Date Published: 19 September 2008

AMA helps Texas coordinate medical response to Hurricane Ike victims

Health News from the United States of America (USA).

As Hurricane Ike approached the Texas shore, the American Medical Association (AMA) stepped up to assist Texas coordinate and integrate disaster relief activities among public and private emergency response organizations.

Italo Subbarao, DO, AMA's director of public health readiness, flew to Austin to represent the AMA on the ground in Texas. Dr. Subbarao assisted the State Department of Health at the State's Multiagency Coordination Center in Austin as a member of the Texas Medical Assist Team (TXMAT) to provide his expertise and to assess medical needs. As part of this team, he also helped the Texas Department of Public Health evaluate the hurricane's potential threat and their medical emergency response plan. On Monday, Sept. 15, Dr. Subbarao traveled to Galveston to assess the situation and help guide disaster relief efforts.

"As relief efforts get underway in Texas, the AMA is working in partnership with the appropriate disaster response teams to coordinate care to hurricane victims as quickly as possible," said Dr. Subbarao. "Because there are so many emergency medical teams working together, its very important they are integrated for an effective response."

James J. James, MD, director of public health preparedness for the AMA is assisting Texas manage the disaster response at the federal level.

"The AMA has helped Texas utilize available medical and public health assets at the local, state, and federal level," said Dr. James. "The AMA's National Disaster Life Support (NDLS) educational program that teaches medical responders the best disaster response strategies has set the stage for providing assistance to areas that need help most."

The AMA is playing an active role to coordinate the deployment of medical and public health assets such as Disaster Medical Assist Teams (DMAT) to the most severely damaged areas in East Texas. DMAT's are medical teams comprised of emergency and critical care specialists, physicians, nurses, paramedics, and pharmacists, who are capable of providing acute care management for 250 patients a day.
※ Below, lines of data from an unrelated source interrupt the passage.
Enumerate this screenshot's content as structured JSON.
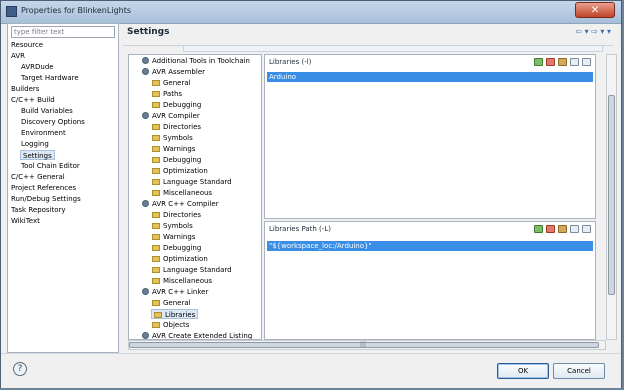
{
  "window": {
    "title": "Properties for BlinkenLights",
    "close_label": "✕"
  },
  "filter": {
    "placeholder": "type filter text"
  },
  "nav": {
    "items": [
      {
        "label": "Resource"
      },
      {
        "label": "AVR"
      },
      {
        "label": "AVRDude"
      },
      {
        "label": "Target Hardware"
      },
      {
        "label": "Builders"
      },
      {
        "label": "C/C++ Build"
      },
      {
        "label": "Build Variables"
      },
      {
        "label": "Discovery Options"
      },
      {
        "label": "Environment"
      },
      {
        "label": "Logging"
      },
      {
        "label": "Settings"
      },
      {
        "label": "Tool Chain Editor"
      },
      {
        "label": "C/C++ General"
      },
      {
        "label": "Project References"
      },
      {
        "label": "Run/Debug Settings"
      },
      {
        "label": "Task Repository"
      },
      {
        "label": "WikiText"
      }
    ]
  },
  "main": {
    "title": "Settings",
    "back_glyph": "⇦",
    "forward_glyph": "⇨",
    "menu_glyph": "▾"
  },
  "tree": {
    "nodes": [
      {
        "label": "Additional Tools in Toolchain"
      },
      {
        "label": "AVR Assembler"
      },
      {
        "label": "General"
      },
      {
        "label": "Paths"
      },
      {
        "label": "Debugging"
      },
      {
        "label": "AVR Compiler"
      },
      {
        "label": "Directories"
      },
      {
        "label": "Symbols"
      },
      {
        "label": "Warnings"
      },
      {
        "label": "Debugging"
      },
      {
        "label": "Optimization"
      },
      {
        "label": "Language Standard"
      },
      {
        "label": "Miscellaneous"
      },
      {
        "label": "AVR C++ Compiler"
      },
      {
        "label": "Directories"
      },
      {
        "label": "Symbols"
      },
      {
        "label": "Warnings"
      },
      {
        "label": "Debugging"
      },
      {
        "label": "Optimization"
      },
      {
        "label": "Language Standard"
      },
      {
        "label": "Miscellaneous"
      },
      {
        "label": "AVR C++ Linker"
      },
      {
        "label": "General"
      },
      {
        "label": "Libraries"
      },
      {
        "label": "Objects"
      },
      {
        "label": "AVR Create Extended Listing"
      }
    ]
  },
  "libraries": {
    "header": "Libraries (-l)",
    "items": [
      "Arduino"
    ]
  },
  "library_paths": {
    "header": "Libraries Path (-L)",
    "items": [
      "\"${workspace_loc:/Arduino}\""
    ]
  },
  "scrollbar": {
    "h_glyph": "|||"
  },
  "footer": {
    "help_glyph": "?",
    "ok_label": "OK",
    "cancel_label": "Cancel"
  }
}
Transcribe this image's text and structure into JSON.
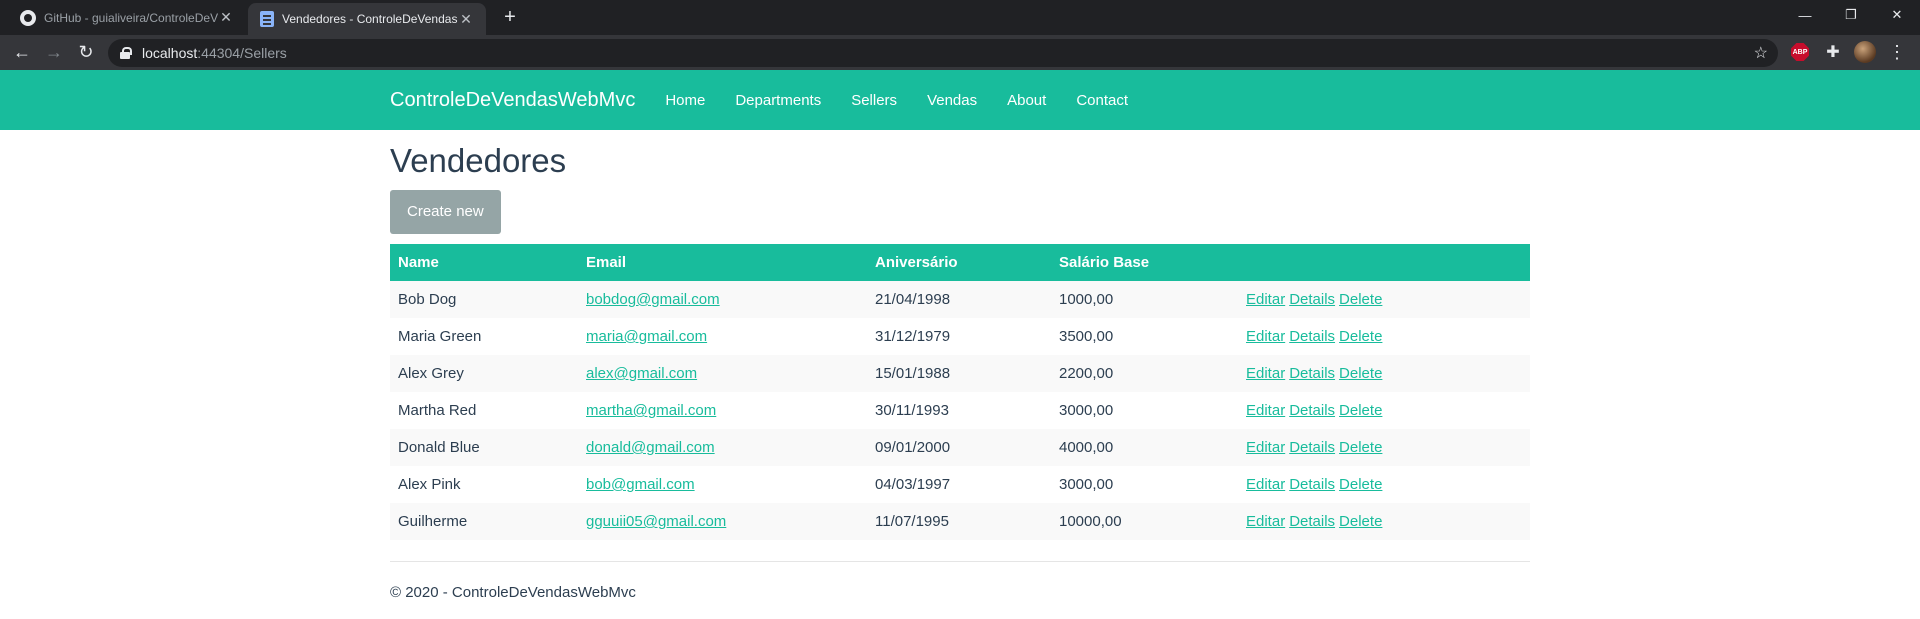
{
  "browser": {
    "tabs": [
      {
        "title": "GitHub - guialiveira/ControleDeV",
        "icon": "github-icon"
      },
      {
        "title": "Vendedores - ControleDeVendas",
        "icon": "document-icon"
      }
    ],
    "address": {
      "host": "localhost",
      "rest": ":44304/Sellers"
    },
    "extensions": {
      "abp_label": "ABP"
    }
  },
  "navbar": {
    "brand": "ControleDeVendasWebMvc",
    "links": [
      "Home",
      "Departments",
      "Sellers",
      "Vendas",
      "About",
      "Contact"
    ]
  },
  "page": {
    "title": "Vendedores",
    "create_label": "Create new"
  },
  "table": {
    "headers": [
      "Name",
      "Email",
      "Aniversário",
      "Salário Base",
      ""
    ],
    "actions": [
      "Editar",
      "Details",
      "Delete"
    ],
    "rows": [
      {
        "name": "Bob Dog",
        "email": "bobdog@gmail.com",
        "birth": "21/04/1998",
        "salary": "1000,00"
      },
      {
        "name": "Maria Green",
        "email": "maria@gmail.com",
        "birth": "31/12/1979",
        "salary": "3500,00"
      },
      {
        "name": "Alex Grey",
        "email": "alex@gmail.com",
        "birth": "15/01/1988",
        "salary": "2200,00"
      },
      {
        "name": "Martha Red",
        "email": "martha@gmail.com",
        "birth": "30/11/1993",
        "salary": "3000,00"
      },
      {
        "name": "Donald Blue",
        "email": "donald@gmail.com",
        "birth": "09/01/2000",
        "salary": "4000,00"
      },
      {
        "name": "Alex Pink",
        "email": "bob@gmail.com",
        "birth": "04/03/1997",
        "salary": "3000,00"
      },
      {
        "name": "Guilherme",
        "email": "gguuii05@gmail.com",
        "birth": "11/07/1995",
        "salary": "10000,00"
      }
    ]
  },
  "footer": {
    "text": "© 2020 - ControleDeVendasWebMvc"
  },
  "colors": {
    "accent": "#18bc9c",
    "primary_text": "#2c3e50",
    "secondary_button": "#95a5a6"
  }
}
The AMA is also helping Task Force Ike, the major emergency management response and recovery operation, get underway in East Texas to search for and rescue victims that were unable to evacuate, reestablish electricity, water, and food, and shelter. A significant number of hospitals in East Texas have been damaged by the storm, and Task Force Ike is prioritizing returning power to these hospitals.

AMA Center for Public Health Preparedness & Disaster Response staff have worked with the CDC as well as Nancy Dickey, MD, former AMA president and current president of the Health Science Center and vice chancellor for health affairs for Texas A&M University to facilitate providing victims with proper care.

The Texas Medical Association currently provides a link to the ICERx (In Case of Emergency Prescription) Program to provide licensed physicians and pharmacists caring for Hurricane Ike evacuees with private, secure online access to available medication history information for affected individuals. Physicians can register their patients online.

The AMA is continuing to work with state and federal officials to monitor the situation and identify opportunities for the AMA to provide assistance. The AMA Disaster Medicine and Public Health Preparedness journal will serve an expanded role to provide current information and reports.